George's untimely death is tragic at so many levels, both personal and professional, and his Facebook page has literally hundreds of wallposts from friends from all over. As a filmmaker he first made his name with the Emmy Award-winning Hearts of Darkness documentary taken from Eleanor Coppola's Apocalypse Now behind the scenes footage, and he was known for The Man from Elysian Fields (directing James Coburn, Anjelica Huston and, for God's sake, Mick Jagger, among others) and Factory Girl (a resonant vision of the 1960's Andy Warhol) along with his extraordinary series of black and white Web videos with major actors in support of the Writer's Strike several years ago.
Casino Jack, which I saw with George by his invitation at a private screening at CAA along with several other excellent filmmakers, is brilliant in being both raucously funny and a reliable telling of a true story, how Jack Abramoff fed the Bush-era GOP with scandalously dirty money. During the screening George would occasionally interject, to our laughter of disbelief, "That really happened." So one tragic aspect of this loss is that he died on the eve of his greatest triumph, an actor's director in an age of special effects directors, and there's no telling what he might have achieved with his new-found cachet.
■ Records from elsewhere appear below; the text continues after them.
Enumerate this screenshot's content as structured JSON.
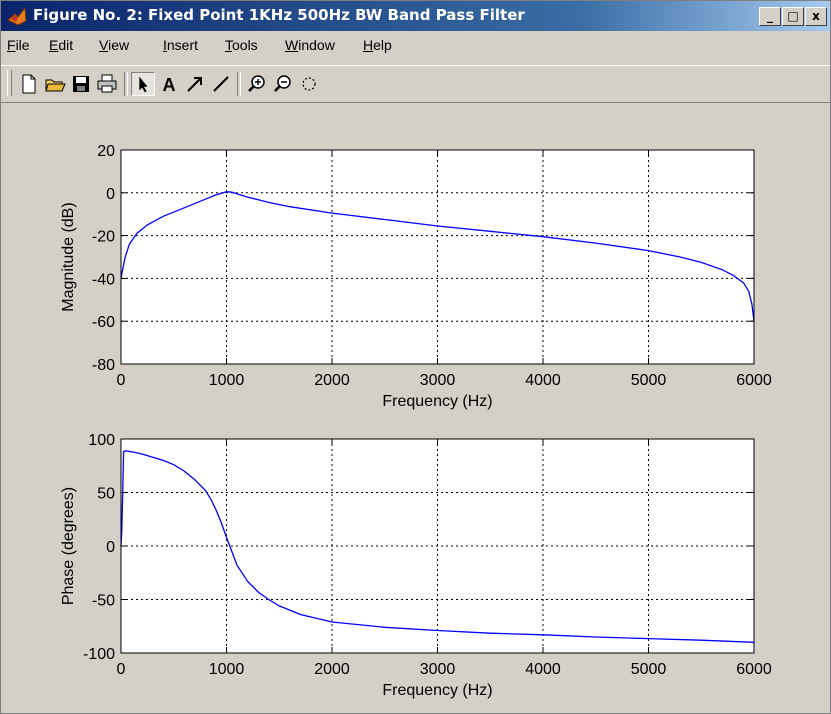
{
  "window": {
    "title": "Figure No. 2: Fixed Point 1KHz 500Hz BW Band Pass Filter",
    "controls": {
      "minimize": "_",
      "maximize": "□",
      "close": "x"
    }
  },
  "menu": [
    {
      "id": "file",
      "label": "File",
      "underline": "F",
      "rest": "ile"
    },
    {
      "id": "edit",
      "label": "Edit",
      "underline": "E",
      "rest": "dit"
    },
    {
      "id": "view",
      "label": "View",
      "underline": "V",
      "rest": "iew"
    },
    {
      "id": "insert",
      "label": "Insert",
      "underline": "I",
      "rest": "nsert"
    },
    {
      "id": "tools",
      "label": "Tools",
      "underline": "T",
      "rest": "ools"
    },
    {
      "id": "window",
      "label": "Window",
      "underline": "W",
      "rest": "indow"
    },
    {
      "id": "help",
      "label": "Help",
      "underline": "H",
      "rest": "elp"
    }
  ],
  "toolbar": {
    "items": [
      "new-file-icon",
      "open-folder-icon",
      "save-icon",
      "print-icon",
      "select-arrow-icon",
      "insert-text-icon",
      "insert-arrow-icon",
      "insert-line-icon",
      "zoom-in-icon",
      "zoom-out-icon",
      "rotate-3d-icon"
    ],
    "text_tool_label": "A"
  },
  "colors": {
    "line": "#0000ff",
    "plot_bg": "#ffffff",
    "figure_bg": "#d4d0c8"
  },
  "chart_data": [
    {
      "type": "line",
      "xlabel": "Frequency (Hz)",
      "ylabel": "Magnitude (dB)",
      "xlim": [
        0,
        6000
      ],
      "ylim": [
        -80,
        20
      ],
      "xticks": [
        0,
        1000,
        2000,
        3000,
        4000,
        5000,
        6000
      ],
      "yticks": [
        -80,
        -60,
        -40,
        -20,
        0,
        20
      ],
      "grid": true,
      "series": [
        {
          "x": [
            0,
            15,
            40,
            80,
            150,
            250,
            400,
            600,
            800,
            900,
            1000,
            1050,
            1100,
            1200,
            1400,
            1600,
            2000,
            2500,
            3000,
            3500,
            4000,
            4500,
            5000,
            5300,
            5500,
            5700,
            5800,
            5900,
            5950,
            5980,
            6000
          ],
          "y": [
            -40,
            -36,
            -30,
            -24,
            -19,
            -15,
            -11,
            -7,
            -3,
            -1,
            0.5,
            0.3,
            -0.5,
            -2,
            -4.5,
            -6.5,
            -9.5,
            -12.5,
            -15.5,
            -18,
            -20.5,
            -23.5,
            -27,
            -30,
            -32.5,
            -36,
            -38.5,
            -42,
            -46,
            -52,
            -60
          ]
        }
      ]
    },
    {
      "type": "line",
      "xlabel": "Frequency (Hz)",
      "ylabel": "Phase (degrees)",
      "xlim": [
        0,
        6000
      ],
      "ylim": [
        -100,
        100
      ],
      "xticks": [
        0,
        1000,
        2000,
        3000,
        4000,
        5000,
        6000
      ],
      "yticks": [
        -100,
        -50,
        0,
        50,
        100
      ],
      "grid": true,
      "series": [
        {
          "x": [
            0,
            8,
            15,
            25,
            40,
            100,
            200,
            300,
            400,
            500,
            600,
            700,
            800,
            850,
            900,
            950,
            1000,
            1050,
            1100,
            1200,
            1300,
            1400,
            1500,
            1700,
            2000,
            2500,
            3000,
            3500,
            4000,
            4500,
            5000,
            5500,
            6000
          ],
          "y": [
            0,
            15,
            45,
            88,
            89,
            88,
            86,
            83,
            80,
            76,
            70,
            62,
            52,
            44,
            34,
            22,
            8,
            -5,
            -18,
            -33,
            -43,
            -50,
            -56,
            -64,
            -71,
            -76,
            -79,
            -81.5,
            -83,
            -85,
            -86.5,
            -88,
            -90
          ]
        }
      ]
    }
  ]
}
It's a personal loss, moreso for friends of mine who have known George longer, but nonetheless as someone who was always engaging, personally solicitous and ever-ready to help with a needed connection or advice. And, of course, the greatest loss of all for his family, particularly his boy.
If you want to know what people who worked with him, received encouragement from him, sparred with him on the Web (where he was a participant in cinematic discussions) or simply knew him from his work or writing, check out these comments on Deadline and Hollywood Elsewhere. And here's George in his own words from Hollywood Elsewhere as well.
Rest in Peace, George. We lost you too soon.